Extract from J.M. Potts (1991) Statistical methods for the comparison of spatial patterns in meteorological variables. Unpublished PhD thesis, University of Kent at Canterbury

[Suppose that X and Y are independent normal random variables. Then, in the absence of temporal autocorrelation, the correlation coefficient, r, between random samples of size n from X and Y has a probability density function f(r) = ((1 - r^2)^0.5(n-4)) / B(0.5,0.5(n-2)) The distribution has mean zero and a variance of (n-1)^-1. However, the distribution is affected by the autocorrelation in X and Y, which increases the variance of the distribution and so gives rise to spurious large correlations. This problem was recognised for time series as early as 1926 by Yule in his presidential address to the Royal Statistical Society. In the discussion of the address which followed, Edgeworth asked 'What about space ? Are there not nonsense correlations in space ?' (Yule, 1926).

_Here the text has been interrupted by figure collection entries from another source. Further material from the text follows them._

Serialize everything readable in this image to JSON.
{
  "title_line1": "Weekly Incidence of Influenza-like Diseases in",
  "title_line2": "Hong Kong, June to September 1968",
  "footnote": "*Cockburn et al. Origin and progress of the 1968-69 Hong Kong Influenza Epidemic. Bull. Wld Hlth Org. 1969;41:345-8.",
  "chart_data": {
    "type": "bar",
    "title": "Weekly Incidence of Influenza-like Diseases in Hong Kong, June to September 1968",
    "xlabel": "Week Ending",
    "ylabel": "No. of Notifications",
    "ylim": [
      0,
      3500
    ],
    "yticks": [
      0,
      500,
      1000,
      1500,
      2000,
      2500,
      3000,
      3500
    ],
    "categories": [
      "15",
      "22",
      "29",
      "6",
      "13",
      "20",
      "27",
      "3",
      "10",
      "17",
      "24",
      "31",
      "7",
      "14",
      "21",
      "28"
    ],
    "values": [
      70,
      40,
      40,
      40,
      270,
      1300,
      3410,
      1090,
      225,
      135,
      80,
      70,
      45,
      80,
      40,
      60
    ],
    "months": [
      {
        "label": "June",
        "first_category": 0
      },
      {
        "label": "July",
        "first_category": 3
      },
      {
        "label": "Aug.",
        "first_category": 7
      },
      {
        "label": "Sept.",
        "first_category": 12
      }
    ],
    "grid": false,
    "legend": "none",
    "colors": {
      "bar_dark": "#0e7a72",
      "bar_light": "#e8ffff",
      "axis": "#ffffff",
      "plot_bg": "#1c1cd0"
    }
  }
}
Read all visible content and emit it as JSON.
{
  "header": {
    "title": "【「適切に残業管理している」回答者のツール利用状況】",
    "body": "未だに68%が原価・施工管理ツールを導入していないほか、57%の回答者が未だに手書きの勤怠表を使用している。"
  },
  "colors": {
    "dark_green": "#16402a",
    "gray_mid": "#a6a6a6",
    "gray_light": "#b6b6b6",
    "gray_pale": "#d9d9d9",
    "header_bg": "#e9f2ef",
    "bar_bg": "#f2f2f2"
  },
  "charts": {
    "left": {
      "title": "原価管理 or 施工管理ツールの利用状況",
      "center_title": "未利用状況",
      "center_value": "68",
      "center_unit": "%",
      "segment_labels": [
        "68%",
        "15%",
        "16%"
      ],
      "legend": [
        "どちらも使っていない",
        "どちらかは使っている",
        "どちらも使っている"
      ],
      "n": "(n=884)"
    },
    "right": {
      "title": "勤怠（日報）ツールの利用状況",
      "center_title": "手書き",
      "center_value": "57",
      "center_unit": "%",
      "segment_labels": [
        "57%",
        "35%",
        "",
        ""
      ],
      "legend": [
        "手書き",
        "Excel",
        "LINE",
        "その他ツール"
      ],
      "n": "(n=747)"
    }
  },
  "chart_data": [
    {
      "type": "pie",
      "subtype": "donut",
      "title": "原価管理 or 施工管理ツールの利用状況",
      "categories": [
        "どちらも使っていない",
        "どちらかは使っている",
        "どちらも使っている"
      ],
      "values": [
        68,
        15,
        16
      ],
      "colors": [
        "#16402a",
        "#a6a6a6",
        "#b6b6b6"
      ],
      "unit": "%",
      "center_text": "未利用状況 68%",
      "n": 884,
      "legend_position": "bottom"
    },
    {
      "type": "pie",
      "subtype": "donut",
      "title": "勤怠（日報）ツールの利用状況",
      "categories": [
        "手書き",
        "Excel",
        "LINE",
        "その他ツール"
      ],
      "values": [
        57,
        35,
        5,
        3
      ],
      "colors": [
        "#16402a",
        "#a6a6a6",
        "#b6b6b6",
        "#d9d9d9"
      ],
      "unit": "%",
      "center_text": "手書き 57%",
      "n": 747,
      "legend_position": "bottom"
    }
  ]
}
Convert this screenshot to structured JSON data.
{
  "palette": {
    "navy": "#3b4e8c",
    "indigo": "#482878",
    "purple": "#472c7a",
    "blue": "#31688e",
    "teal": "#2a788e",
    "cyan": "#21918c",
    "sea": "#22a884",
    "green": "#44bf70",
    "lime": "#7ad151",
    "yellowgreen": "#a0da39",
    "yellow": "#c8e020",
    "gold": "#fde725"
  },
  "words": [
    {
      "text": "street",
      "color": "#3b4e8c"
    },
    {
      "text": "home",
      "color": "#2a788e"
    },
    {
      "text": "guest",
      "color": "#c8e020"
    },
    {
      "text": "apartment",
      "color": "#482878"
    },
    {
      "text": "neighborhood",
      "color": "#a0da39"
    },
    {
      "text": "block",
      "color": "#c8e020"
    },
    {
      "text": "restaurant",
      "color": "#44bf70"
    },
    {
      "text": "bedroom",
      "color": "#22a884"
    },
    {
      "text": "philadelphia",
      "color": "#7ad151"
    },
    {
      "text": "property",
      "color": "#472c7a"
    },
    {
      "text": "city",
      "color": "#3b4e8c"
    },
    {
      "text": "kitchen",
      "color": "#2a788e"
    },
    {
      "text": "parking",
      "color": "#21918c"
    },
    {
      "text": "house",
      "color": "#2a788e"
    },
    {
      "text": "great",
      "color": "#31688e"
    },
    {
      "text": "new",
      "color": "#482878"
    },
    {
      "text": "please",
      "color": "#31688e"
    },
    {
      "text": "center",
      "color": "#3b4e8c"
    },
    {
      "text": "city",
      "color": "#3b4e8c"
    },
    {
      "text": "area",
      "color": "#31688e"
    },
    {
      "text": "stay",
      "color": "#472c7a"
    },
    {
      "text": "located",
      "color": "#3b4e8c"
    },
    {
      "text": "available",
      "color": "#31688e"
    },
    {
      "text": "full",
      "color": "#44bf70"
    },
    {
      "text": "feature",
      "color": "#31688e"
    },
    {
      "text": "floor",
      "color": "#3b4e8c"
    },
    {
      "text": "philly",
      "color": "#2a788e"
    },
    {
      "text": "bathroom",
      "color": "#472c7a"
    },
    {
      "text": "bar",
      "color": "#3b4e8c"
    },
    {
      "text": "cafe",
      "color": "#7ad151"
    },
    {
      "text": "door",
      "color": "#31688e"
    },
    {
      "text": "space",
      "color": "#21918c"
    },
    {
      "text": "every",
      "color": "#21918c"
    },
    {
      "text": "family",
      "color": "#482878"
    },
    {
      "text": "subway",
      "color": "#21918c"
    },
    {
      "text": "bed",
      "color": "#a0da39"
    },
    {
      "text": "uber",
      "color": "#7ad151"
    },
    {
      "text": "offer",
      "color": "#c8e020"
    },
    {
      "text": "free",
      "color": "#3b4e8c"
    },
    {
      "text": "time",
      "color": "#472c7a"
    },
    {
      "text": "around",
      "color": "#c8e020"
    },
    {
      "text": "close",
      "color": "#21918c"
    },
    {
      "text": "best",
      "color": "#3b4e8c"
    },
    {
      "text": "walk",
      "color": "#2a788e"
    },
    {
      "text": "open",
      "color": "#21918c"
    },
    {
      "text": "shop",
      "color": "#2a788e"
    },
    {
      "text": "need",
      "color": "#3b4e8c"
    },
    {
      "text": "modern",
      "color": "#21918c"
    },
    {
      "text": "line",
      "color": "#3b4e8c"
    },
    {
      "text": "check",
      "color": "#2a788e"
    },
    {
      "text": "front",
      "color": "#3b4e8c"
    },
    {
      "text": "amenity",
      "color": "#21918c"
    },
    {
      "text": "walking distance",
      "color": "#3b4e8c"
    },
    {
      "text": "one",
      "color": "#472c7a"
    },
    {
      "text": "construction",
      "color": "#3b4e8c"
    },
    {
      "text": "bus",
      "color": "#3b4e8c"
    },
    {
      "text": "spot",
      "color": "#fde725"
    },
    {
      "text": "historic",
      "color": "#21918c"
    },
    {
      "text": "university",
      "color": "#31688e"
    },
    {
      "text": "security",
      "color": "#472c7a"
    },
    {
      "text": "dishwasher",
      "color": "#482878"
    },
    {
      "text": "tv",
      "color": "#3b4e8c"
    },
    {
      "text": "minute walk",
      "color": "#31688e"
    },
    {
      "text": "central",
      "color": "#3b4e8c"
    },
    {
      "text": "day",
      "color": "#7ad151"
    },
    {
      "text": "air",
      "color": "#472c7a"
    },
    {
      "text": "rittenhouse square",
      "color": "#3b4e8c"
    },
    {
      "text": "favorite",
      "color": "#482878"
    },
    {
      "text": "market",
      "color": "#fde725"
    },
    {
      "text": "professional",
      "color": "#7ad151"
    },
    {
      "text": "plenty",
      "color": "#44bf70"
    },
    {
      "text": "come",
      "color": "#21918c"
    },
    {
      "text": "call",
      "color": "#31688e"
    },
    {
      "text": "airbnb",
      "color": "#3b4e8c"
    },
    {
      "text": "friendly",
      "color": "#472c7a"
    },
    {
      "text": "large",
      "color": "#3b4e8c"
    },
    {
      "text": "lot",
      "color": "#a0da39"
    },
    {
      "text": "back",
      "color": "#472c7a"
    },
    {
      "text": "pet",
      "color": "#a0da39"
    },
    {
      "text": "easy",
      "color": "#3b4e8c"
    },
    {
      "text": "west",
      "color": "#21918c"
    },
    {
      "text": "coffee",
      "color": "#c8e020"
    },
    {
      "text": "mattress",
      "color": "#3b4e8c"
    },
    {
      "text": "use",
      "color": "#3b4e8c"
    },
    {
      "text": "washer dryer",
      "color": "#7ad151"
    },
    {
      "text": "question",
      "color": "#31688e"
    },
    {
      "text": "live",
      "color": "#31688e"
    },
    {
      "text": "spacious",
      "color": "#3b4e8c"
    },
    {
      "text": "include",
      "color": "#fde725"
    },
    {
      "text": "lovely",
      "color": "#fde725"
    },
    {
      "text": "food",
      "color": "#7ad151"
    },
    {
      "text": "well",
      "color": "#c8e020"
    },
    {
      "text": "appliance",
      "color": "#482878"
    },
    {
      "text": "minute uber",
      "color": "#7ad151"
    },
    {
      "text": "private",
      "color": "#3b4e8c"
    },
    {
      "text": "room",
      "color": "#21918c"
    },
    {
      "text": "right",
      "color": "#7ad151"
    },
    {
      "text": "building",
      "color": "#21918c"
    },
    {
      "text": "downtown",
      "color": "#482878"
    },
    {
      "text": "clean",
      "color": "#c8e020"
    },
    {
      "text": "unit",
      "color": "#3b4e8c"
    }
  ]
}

These questions are still being addressed by statisticians (and climate researchers !).]

Apparently the Google folks (and others !) are unaware of these caveats or at least don't mention them as they promote spurious statistics AFAIK .

https://www.searchenginejournal.com/google-correlate-research-tool/266341/

https://www.youtube.com/watch?v=DRM4ZXDFux8

Perhaps they should reread http://www.math.mcgill.ca/dstephens/OldCourses/204-2007/Handouts/Yule1926.pdf or https://www.jstor.org/stable/2341482?seq=1#page_scan_tab_contents

Since you have daily data there may be day-of-the-week-effects or month-of-the-year effects or holiday effects or day-of-the month effects et al . Only your data knows for sure and you should listen to it.

Most textbooks (if not all !) present correlation using data that is cross-sectional where that is no auto-correlation between successive values of X or Y without cautioning the reader/student in the explicit terms that I have used here.